Financial markets also took on the view that the imposition of Trump’s tariffs should, in theory, narrow the US’s sizable trade deficit, ceteris paribus. The added tax on imports from abroad would theoretically lower demand among Americans for the subsequently more expensive overseas goods and, in turn, lower the country’s currently hefty trade deficit. With announcements fairly light on the ground during the typically quiet August trading month, we expect developments on this front to continue to dominate currency trading in the next few weeks.
Geopolitical tensions sap risk appetite, UK GDP data out today
During currency trading this morning, the Dollar rose against both the Euro and the Pound following a drop in risk appetite. Investors fled to the greenback and Yen amid growing trade concerns and increasing tensions between the US and Russia, the former of which threatened fresh sanctions earlier in the week. We also saw a violent sell-off in the Turkish Lira, which sank by around 10% at one stage to a fresh record low amid a escalating diplomatic rift between Turkey and the US.
Attention will now turn to this afternoon’s US inflation data. Economists are eyeing a modest increase in the monthly figure to 0.2% from 0.1% and to 3% year-on-year from June 2.9%. A confirmation of this would cause investors to ramp up their expectations for another Federal Reserve interest rate hike in September.

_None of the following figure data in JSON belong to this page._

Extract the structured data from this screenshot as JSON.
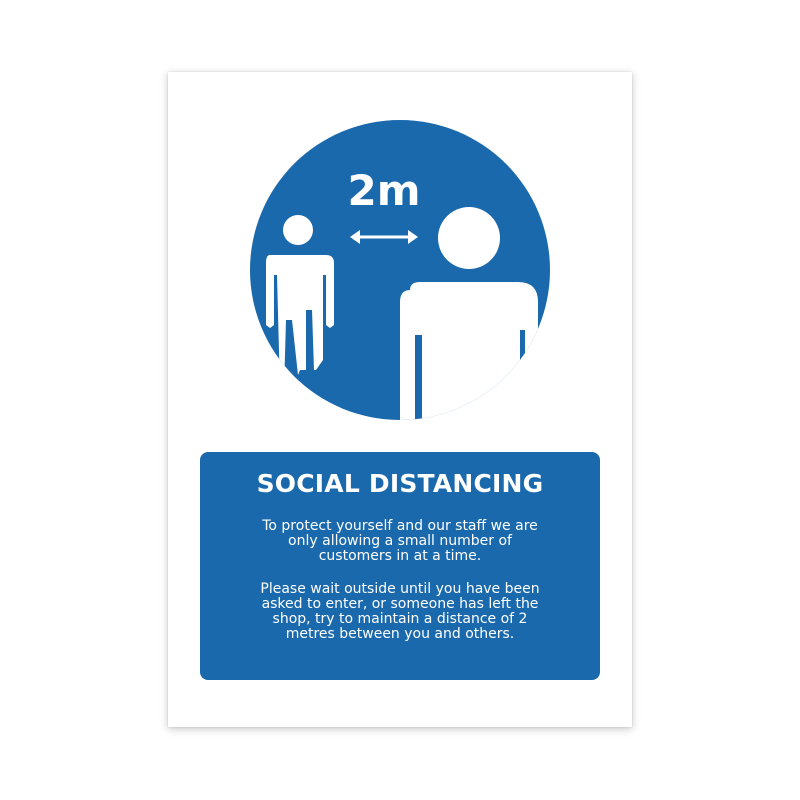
{
  "colors": {
    "sign_blue": "#1a69ad",
    "figure_white": "#ffffff",
    "background": "#ffffff"
  },
  "symbol": {
    "distance_label": "2m",
    "arrow_icon": "double-headed-arrow-icon",
    "figure_icon": "person-icon"
  },
  "panel": {
    "title": "SOCIAL DISTANCING",
    "paragraph_1": "To protect yourself and our staff we are\nonly allowing a small number of\ncustomers in at a time.",
    "paragraph_2": "Please wait outside until you have been\nasked to enter, or someone has left the\nshop, try to maintain a distance of 2\nmetres between you and others."
  }
}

Sterling should also be in focus today with the release of preliminary second quarter GDP data. UK GDP numbers don’t tend to have too much of an impact on the Pound unless there is a big surprise, given that it is a lagged indicator. Having said that, with GBP under a great deal of Brexit induced selling pressure at the moment, even a modest downward surprise (0.3% vs the 0.4% expected), would probably lead to another sell-off in the UK currency.